Infrastructure teams need multi-cloud networking and security guardrails
Public cloud migration long ago wrested control over digital infrastructure from network and security teams, but now is the time for those groups to retake the initiative. Cloud operations and DevOps groups will never cede ground, but they will welcome self-service networking and security solutions that provide guardrails that protect them from disaster. Cooperation between traditional infrastructure teams and cloud teams is even more important as enterprises embrace multi-cloud architecture, where complexity and risk are increasing. In fact, my research has found that security risk, collaboration problems, and complexity are the top pain points associated with multi-cloud networking today.
Now is the time for cloud guardrails, because disasters are happening regularly. One network architect told me that his company’s DevOps team moved a critical ecommerce application into the public cloud, but they ignored his advice on PCI DSS compliance. Because of this, the migration ultimately failed. A network engineer told me that he can’t properly manage capacity on his company’s direct connections from his data centers into multiple cloud providers because his cloud teams refuse to give him any visibility. When cloud traffic spikes, he has no warning. This hampers his ability to proactively provision more bandwidth when cloud application usage trends upward.
Provide cloud guardrails, not speedbumps
Network engineers and architects often tell me that their cloud and DevOps counterparts resist or ignore their efforts to impose architectural rigor in the public cloud. Cloud and DevOps teams believe that networking and security groups are too old-fashioned and get in the way of cloud-driven innovation. These infrastructure folks slow things down at a time when cloud and DevOps want to fail fast and iterate.

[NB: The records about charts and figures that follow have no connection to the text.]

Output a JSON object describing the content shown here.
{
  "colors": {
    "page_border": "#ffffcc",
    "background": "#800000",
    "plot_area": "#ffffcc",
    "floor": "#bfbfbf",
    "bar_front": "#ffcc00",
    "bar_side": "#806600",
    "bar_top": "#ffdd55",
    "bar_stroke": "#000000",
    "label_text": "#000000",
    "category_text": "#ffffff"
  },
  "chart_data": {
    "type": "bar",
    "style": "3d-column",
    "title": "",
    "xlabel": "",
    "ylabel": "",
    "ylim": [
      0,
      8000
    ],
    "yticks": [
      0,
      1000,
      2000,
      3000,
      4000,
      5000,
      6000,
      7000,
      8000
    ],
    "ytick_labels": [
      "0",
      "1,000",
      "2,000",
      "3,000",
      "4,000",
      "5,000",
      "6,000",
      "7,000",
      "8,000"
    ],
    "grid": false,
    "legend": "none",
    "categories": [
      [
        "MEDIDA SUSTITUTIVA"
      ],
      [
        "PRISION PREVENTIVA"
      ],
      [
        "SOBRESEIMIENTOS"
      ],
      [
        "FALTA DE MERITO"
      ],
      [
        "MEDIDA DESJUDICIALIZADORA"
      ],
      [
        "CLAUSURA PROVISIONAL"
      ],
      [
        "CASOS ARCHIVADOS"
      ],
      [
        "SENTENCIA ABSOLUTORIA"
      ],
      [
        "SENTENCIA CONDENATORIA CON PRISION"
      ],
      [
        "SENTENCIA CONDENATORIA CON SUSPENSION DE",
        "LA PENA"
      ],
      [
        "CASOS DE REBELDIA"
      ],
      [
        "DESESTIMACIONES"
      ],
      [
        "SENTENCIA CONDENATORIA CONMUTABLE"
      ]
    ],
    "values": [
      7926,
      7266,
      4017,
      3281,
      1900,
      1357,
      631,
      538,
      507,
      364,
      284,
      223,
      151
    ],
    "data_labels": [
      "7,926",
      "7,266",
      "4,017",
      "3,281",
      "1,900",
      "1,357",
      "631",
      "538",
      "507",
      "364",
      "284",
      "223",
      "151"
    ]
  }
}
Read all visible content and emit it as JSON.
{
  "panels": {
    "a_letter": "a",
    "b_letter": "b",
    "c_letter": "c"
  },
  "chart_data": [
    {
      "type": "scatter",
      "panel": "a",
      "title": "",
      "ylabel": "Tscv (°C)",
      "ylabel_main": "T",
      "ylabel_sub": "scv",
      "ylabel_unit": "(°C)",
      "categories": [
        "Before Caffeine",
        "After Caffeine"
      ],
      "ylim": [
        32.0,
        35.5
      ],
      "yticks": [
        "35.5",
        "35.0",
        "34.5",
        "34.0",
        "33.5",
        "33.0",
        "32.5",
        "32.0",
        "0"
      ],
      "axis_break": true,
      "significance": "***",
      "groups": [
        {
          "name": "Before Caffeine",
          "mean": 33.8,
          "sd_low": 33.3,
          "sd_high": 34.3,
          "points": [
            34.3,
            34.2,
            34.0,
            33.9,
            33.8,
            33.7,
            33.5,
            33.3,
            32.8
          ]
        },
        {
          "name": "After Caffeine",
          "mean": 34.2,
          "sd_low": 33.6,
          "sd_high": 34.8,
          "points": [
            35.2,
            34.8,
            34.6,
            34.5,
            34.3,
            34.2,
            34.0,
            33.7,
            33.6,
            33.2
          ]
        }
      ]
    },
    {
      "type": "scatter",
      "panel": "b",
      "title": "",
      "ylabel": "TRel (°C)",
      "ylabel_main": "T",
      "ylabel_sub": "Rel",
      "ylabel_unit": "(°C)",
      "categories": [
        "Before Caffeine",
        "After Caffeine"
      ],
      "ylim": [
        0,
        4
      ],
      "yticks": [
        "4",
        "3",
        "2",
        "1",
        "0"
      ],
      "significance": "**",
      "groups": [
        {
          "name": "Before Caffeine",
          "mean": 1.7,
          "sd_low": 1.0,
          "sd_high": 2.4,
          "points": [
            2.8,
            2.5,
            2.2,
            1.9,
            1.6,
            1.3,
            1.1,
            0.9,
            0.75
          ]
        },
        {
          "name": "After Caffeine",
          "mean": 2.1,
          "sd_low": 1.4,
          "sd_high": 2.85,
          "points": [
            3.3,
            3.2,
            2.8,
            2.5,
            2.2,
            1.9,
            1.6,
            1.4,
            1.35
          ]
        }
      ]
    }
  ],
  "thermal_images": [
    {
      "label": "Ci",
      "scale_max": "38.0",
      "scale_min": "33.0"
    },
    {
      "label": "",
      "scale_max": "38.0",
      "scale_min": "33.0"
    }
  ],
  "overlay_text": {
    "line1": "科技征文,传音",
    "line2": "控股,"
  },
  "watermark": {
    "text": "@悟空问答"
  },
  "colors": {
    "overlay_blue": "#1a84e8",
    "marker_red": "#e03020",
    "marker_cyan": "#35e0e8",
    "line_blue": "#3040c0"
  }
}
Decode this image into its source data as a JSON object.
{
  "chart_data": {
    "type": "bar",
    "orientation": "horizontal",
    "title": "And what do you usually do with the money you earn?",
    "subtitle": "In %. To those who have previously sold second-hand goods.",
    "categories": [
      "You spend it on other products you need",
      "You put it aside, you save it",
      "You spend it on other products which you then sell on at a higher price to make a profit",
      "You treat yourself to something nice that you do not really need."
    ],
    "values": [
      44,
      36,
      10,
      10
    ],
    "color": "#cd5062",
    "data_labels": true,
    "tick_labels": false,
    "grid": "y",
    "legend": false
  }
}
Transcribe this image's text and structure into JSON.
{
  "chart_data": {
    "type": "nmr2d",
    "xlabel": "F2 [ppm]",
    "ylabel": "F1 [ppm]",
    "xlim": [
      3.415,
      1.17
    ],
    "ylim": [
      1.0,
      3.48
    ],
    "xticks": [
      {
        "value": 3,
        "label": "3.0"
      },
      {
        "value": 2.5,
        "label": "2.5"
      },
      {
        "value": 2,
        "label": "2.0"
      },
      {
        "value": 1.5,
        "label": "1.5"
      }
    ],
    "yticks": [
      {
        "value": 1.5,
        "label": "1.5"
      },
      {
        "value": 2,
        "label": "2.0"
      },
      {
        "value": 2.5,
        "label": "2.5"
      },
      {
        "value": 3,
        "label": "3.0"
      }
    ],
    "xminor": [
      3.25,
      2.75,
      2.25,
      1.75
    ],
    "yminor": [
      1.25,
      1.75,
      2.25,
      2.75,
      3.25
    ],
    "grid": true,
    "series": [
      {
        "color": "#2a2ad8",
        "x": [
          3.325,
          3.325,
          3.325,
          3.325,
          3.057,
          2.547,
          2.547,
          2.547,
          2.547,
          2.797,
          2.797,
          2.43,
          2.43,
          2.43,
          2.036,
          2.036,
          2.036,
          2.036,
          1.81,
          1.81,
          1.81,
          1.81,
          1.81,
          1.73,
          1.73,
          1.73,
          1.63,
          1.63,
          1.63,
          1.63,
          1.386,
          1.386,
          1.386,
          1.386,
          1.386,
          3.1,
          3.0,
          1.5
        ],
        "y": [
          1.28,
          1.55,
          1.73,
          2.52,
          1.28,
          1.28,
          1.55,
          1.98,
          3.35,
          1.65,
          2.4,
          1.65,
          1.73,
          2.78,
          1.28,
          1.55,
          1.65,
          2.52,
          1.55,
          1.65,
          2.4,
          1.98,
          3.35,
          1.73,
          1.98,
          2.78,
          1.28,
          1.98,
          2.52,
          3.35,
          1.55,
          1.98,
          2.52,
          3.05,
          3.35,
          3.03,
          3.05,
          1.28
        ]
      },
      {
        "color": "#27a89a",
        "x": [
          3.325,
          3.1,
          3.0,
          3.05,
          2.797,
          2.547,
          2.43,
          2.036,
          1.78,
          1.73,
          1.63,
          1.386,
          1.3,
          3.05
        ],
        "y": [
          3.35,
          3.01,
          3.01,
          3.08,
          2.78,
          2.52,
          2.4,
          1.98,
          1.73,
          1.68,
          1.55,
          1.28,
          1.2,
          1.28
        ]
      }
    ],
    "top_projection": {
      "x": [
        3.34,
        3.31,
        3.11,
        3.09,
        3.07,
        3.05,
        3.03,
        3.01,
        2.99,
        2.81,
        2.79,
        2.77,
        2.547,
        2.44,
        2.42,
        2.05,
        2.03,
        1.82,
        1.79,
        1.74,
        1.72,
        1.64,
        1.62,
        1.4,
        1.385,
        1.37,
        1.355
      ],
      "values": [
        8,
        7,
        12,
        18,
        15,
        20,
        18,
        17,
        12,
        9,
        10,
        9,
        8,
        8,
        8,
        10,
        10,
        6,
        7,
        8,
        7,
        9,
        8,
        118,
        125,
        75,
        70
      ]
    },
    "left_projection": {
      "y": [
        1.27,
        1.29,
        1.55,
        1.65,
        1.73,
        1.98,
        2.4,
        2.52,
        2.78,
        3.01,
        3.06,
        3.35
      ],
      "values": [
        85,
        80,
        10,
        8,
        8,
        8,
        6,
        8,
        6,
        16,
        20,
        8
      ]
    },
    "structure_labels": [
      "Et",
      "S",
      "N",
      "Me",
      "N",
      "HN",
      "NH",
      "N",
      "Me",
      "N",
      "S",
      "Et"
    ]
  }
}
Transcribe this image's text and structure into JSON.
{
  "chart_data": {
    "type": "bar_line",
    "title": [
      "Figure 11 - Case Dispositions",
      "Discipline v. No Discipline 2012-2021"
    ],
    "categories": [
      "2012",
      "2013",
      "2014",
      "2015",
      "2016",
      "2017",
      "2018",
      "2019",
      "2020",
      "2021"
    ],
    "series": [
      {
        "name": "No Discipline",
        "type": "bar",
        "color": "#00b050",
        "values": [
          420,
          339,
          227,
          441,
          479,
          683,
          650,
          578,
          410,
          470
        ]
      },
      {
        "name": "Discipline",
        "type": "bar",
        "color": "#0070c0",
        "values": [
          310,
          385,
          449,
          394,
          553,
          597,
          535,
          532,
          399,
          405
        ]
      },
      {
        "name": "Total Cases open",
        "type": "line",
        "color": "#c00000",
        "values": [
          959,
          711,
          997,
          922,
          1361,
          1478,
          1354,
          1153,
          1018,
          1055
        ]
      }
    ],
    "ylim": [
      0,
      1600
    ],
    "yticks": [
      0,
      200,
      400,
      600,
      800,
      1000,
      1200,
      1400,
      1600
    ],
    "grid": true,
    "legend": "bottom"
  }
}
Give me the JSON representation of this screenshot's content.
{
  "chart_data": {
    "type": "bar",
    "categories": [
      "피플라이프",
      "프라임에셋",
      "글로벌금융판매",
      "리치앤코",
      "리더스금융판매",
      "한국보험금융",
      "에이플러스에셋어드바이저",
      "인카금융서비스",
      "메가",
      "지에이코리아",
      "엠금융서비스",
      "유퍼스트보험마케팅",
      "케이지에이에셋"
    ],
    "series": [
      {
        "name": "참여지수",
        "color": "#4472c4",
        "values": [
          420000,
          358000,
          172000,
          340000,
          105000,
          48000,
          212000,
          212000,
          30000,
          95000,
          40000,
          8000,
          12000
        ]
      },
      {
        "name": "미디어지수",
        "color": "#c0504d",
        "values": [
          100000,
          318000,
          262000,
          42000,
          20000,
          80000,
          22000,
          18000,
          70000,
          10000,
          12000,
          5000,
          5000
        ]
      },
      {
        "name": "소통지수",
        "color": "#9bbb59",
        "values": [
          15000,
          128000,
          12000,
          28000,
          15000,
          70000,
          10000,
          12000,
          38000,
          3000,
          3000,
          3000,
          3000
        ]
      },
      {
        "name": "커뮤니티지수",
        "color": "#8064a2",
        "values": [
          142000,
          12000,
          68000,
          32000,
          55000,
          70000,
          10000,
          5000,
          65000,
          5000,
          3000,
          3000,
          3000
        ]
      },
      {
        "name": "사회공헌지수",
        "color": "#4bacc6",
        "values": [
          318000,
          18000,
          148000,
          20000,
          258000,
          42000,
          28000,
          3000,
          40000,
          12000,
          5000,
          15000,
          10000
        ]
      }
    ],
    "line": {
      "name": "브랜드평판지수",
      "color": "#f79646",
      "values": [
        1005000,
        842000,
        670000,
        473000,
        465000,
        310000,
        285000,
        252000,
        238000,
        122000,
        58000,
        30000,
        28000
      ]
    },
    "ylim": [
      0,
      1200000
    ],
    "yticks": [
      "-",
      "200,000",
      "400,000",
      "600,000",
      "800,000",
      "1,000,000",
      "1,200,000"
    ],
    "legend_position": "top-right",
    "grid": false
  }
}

However, times are changing. With multi-cloud complexity mounting, some network infrastructure pros tell me that they’ve devoted significant time and resources over the last couple years to installing cloud guardrails. Often this involves stepping away from the networking solutions offered by individual cloud providers and adopting a cloud networking solution that works consistently across multiple cloud providers. Network and security teams can define guardrails in these multi-cloud networking solutions and allow cloud and DevOps teams to build and manage networks within them.
The key is to ensure that the technology implemented is actually providing a guardrail and not imposing a speedbump or roadblock. Network and security teams need to provide infrastructure and services that are programmatic and easy to use. For instance, DevOps should be able to request IP addresses, spin up secure DNS services, request changes to firewall policies, or adjust transit routing with a couple clicks. If approvals are required from network and security teams, those approvals should be automated as much as possible.
This drive toward programmatic services is apparent in my research at Enterprise Management Associates (EMA). For instance, I recently surveyed 351 IT professionals about their multi-cloud networking strategies for the report “Multi-Cloud Networking: Connecting and Securing the Future.” (Check out EMA’s free webinar to learn more about what we found in that research). In that report, 82% of respondents told us that it was at least somewhat important for their multi-cloud networking solutions to have open APIs. More than 60% said they used these APIs to integrate their multi-cloud networking solutions with IT service management (ITSM) platforms. This integration enables automation of network change tickets, which removes speedbumps. Also, 52% use these APIs to directly enable cloud orchestration and automation tools for true self-service networking and security.
This need for self-service networking and security is also apparent in how today’s infrastructure teams are thinking about multi-cloud connectivity. EMA asked research respondents about their plans for connecting applications together in a multi-cloud environment. Did they plan to provision that connectivity at the IP layer (Layer 3) or at the application layer (Layer 7)? Layer 3 would imply that the network is in control. Layer 7 implies that the cloud and DevOps teams are in control with limited guardrails. Only 11% said they are focusing on Layer 3 and only 29% said they are focusing on Layer 7. The rest (61%) envision a future where they are provisioning application connectivity at both Layer 3 and Layer 7. This means that network teams are building guardrails. They are imposing controllers at the network layer, but they’re giving programmatic control over connectivity at Layer 7 to cloud and DevOps teams. This is the future of cloud networking.
Our research found that 93% of IT organizations are interested in adopting an end-to-end multi-cloud networking solution, but they have some barriers to overcome first. They are especially interested in solutions that can provide them a consistent, programmatic approach to network security, secure ingress/egress, and transit routing across multiple clouds. However, there are some challenges that inhibit their adoption of such solutions. First, 41% say network complexity is getting in the way and 36% say that budget is a major issue. Finally, 27% say they’re struggling with cross-team decision making. In other words, network, security, cloud, and DevOps teams are not on the same page. It will fall to IT leaders to bring these groups together and get multi-cloud networking and security back on track.